Nine British soldiers face being questioned over the murder of a Kenyan woman whose body was found in a septic tank of a hotel close to a UK army camp more than nine years ago.
The body of 21-year-old Agnes Wanjiru was discovered at the Lions Court Inn in Nanyuki two months after she disappeared in March 2012.
The town, which lies some 122 miles (196km) north of the Kenyan capital Nairobi, is close to the British Training Unit Kenya, which is commonly known as BATUK.
An initial inquiry stalled, but a fresh investigation was launched after an inquest delayed until 2019 found Ms Wanjiru was unlawfully killed, according to The Sunday Times.
A post-mortem examination found she died as a result of stab wounds to her chest and abdomen.
There was also evidence she had been beaten, although due to the condition of her body it was unclear whether she had been sexually assaulted.
Witnesses told The Sunday Times that Ms Wanjiru, a sex worker, was last seen leaving the hotel’s bar with a British soldier.
A previous investigation into her death foundered when a request by Kenyan police in June 2012 to the British Royal Military Police (RMP) that nine soldiers be questioned apparently went missing.
Detectives are said to have asked the RMP to put 13 questions to the soldiers, including whether any of them had sex with Ms Wanjiru on the night she disappeared.
A photo of the victim was included in the request, as well as a request for DNA samples to be taken from the nine men.
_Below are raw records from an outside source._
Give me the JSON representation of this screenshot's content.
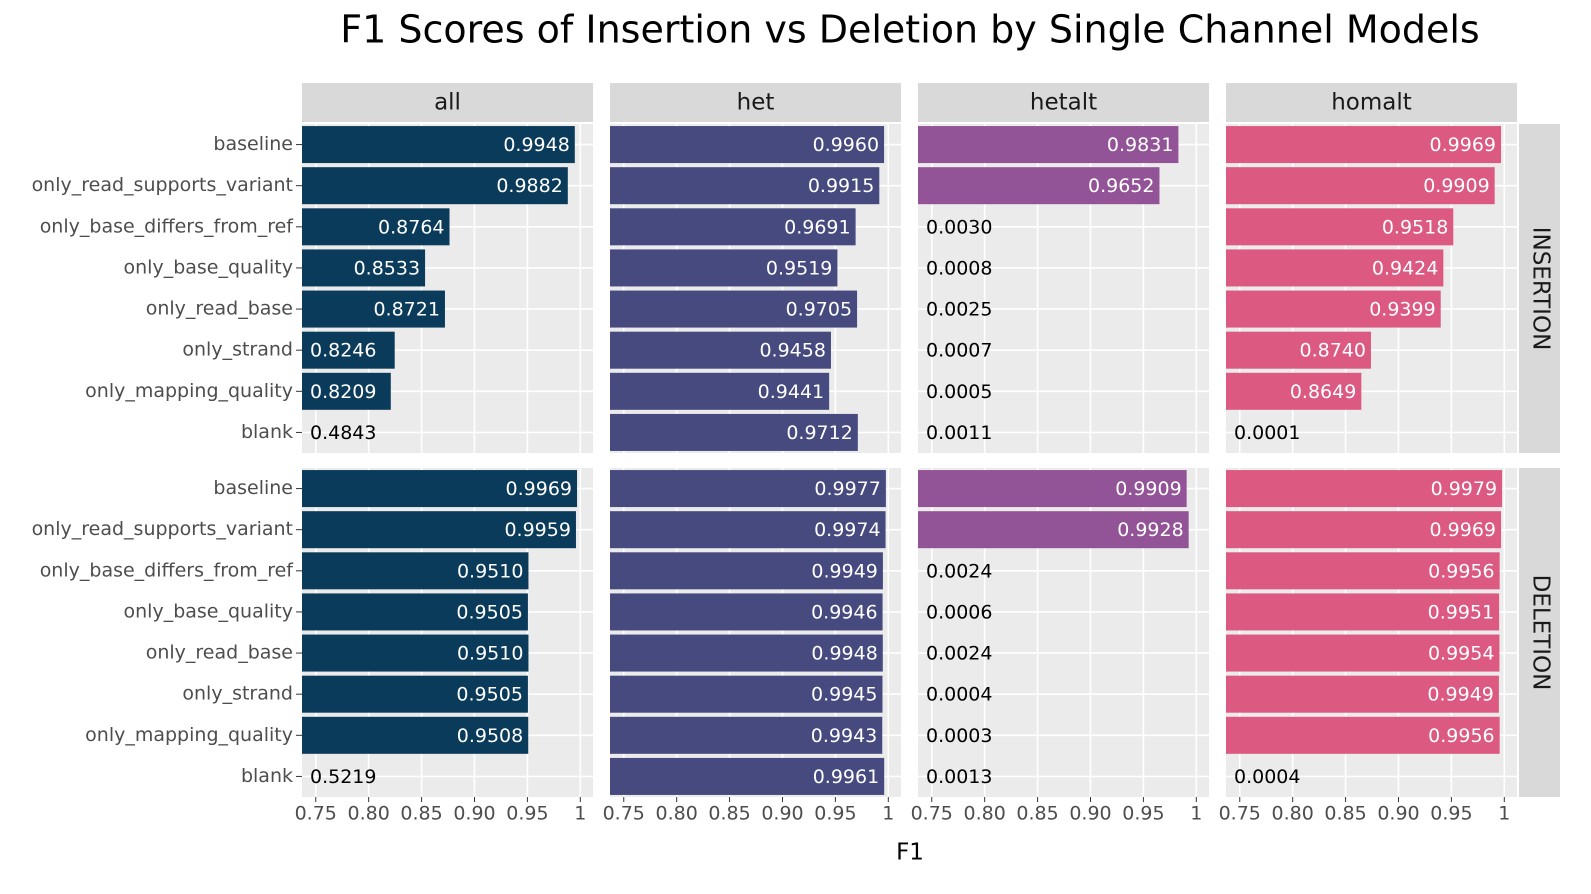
{
  "chart_data": {
    "type": "bar",
    "title": "F1 Scores of Insertion vs Deletion by Single Channel Models",
    "x_label": "F1",
    "categories": [
      "baseline",
      "only_read_supports_variant",
      "only_base_differs_from_ref",
      "only_base_quality",
      "only_read_base",
      "only_strand",
      "only_mapping_quality",
      "blank"
    ],
    "rows": [
      "INSERTION",
      "DELETION"
    ],
    "xlim": [
      0.737,
      1.012
    ],
    "xticks": [
      0.75,
      {
        "value": 0.8,
        "label": "0.80"
      },
      0.85,
      {
        "value": 0.9,
        "label": "0.90"
      },
      0.95,
      1
    ],
    "grid": true,
    "columns": [
      {
        "name": "all",
        "color": "#0b3b5a",
        "panels": [
          {
            "values": [
              0.9948,
              0.9882,
              0.8764,
              0.8533,
              0.8721,
              0.8246,
              0.8209,
              0.4843
            ],
            "value_labels": [
              "0.9948",
              "0.9882",
              "0.8764",
              "0.8533",
              "0.8721",
              "0.8246",
              "0.8209",
              "0.4843"
            ]
          },
          {
            "values": [
              0.9969,
              0.9959,
              0.951,
              0.9505,
              0.951,
              0.9505,
              0.9508,
              0.5219
            ],
            "value_labels": [
              "0.9969",
              "0.9959",
              "0.9510",
              "0.9505",
              "0.9510",
              "0.9505",
              "0.9508",
              "0.5219"
            ]
          }
        ]
      },
      {
        "name": "het",
        "color": "#464a7f",
        "panels": [
          {
            "values": [
              0.996,
              0.9915,
              0.9691,
              0.9519,
              0.9705,
              0.9458,
              0.9441,
              0.9712
            ],
            "value_labels": [
              "0.9960",
              "0.9915",
              "0.9691",
              "0.9519",
              "0.9705",
              "0.9458",
              "0.9441",
              "0.9712"
            ]
          },
          {
            "values": [
              0.9977,
              0.9974,
              0.9949,
              0.9946,
              0.9948,
              0.9945,
              0.9943,
              0.9961
            ],
            "value_labels": [
              "0.9977",
              "0.9974",
              "0.9949",
              "0.9946",
              "0.9948",
              "0.9945",
              "0.9943",
              "0.9961"
            ]
          }
        ]
      },
      {
        "name": "hetalt",
        "color": "#935497",
        "panels": [
          {
            "values": [
              0.9831,
              0.9652,
              0.003,
              0.0008,
              0.0025,
              0.0007,
              0.0005,
              0.0011
            ],
            "value_labels": [
              "0.9831",
              "0.9652",
              "0.0030",
              "0.0008",
              "0.0025",
              "0.0007",
              "0.0005",
              "0.0011"
            ]
          },
          {
            "values": [
              0.9909,
              0.9928,
              0.0024,
              0.0006,
              0.0024,
              0.0004,
              0.0003,
              0.0013
            ],
            "value_labels": [
              "0.9909",
              "0.9928",
              "0.0024",
              "0.0006",
              "0.0024",
              "0.0004",
              "0.0003",
              "0.0013"
            ]
          }
        ]
      },
      {
        "name": "homalt",
        "color": "#dc5a81",
        "panels": [
          {
            "values": [
              0.9969,
              0.9909,
              0.9518,
              0.9424,
              0.9399,
              0.874,
              0.8649,
              0.0001
            ],
            "value_labels": [
              "0.9969",
              "0.9909",
              "0.9518",
              "0.9424",
              "0.9399",
              "0.8740",
              "0.8649",
              "0.0001"
            ]
          },
          {
            "values": [
              0.9979,
              0.9969,
              0.9956,
              0.9951,
              0.9954,
              0.9949,
              0.9956,
              0.0004
            ],
            "value_labels": [
              "0.9979",
              "0.9969",
              "0.9956",
              "0.9951",
              "0.9954",
              "0.9949",
              "0.9956",
              "0.0004"
            ]
          }
        ]
      }
    ]
  }
}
The Ministry of Defence (MoD) has said it received no such request for assistance in summer 2012, but is now “in discussion with the Kenyan authorities to determine what support is needed”.
It said RMP Special Investigation Branch (SIB) officers had been in Kenya for unrelated reasons around the time of Ms Wanjiru’s murder, and had assisted in compiling the list of the nine soldiers.
The victim’s sister, Rose Wanyua Wanjiku, now 48, told The Sunday Times: “She was in the company of some British soldiers. I believe they were responsible.
“The Kenyan police should have forced the British Army to produce the culprits to face the law.”
An MoD spokesman said: “In 2012, Special Investigation Branch carried out initial inquiries in Kenya, including providing information about British personnel to the Kenyan police.
“No further requests for assistance were received.
“Following the conclusion of a Kenyan inquest in 2019, we are aware that the Kenyan authorities are looking into this incident.
“The jurisdiction for this investigation rests with the Kenyan police, and we are currently in discussions with the Kenyan authorities to determine what support is needed.
“Due to this being subject to an ongoing investigation it would be inappropriate to comment further.”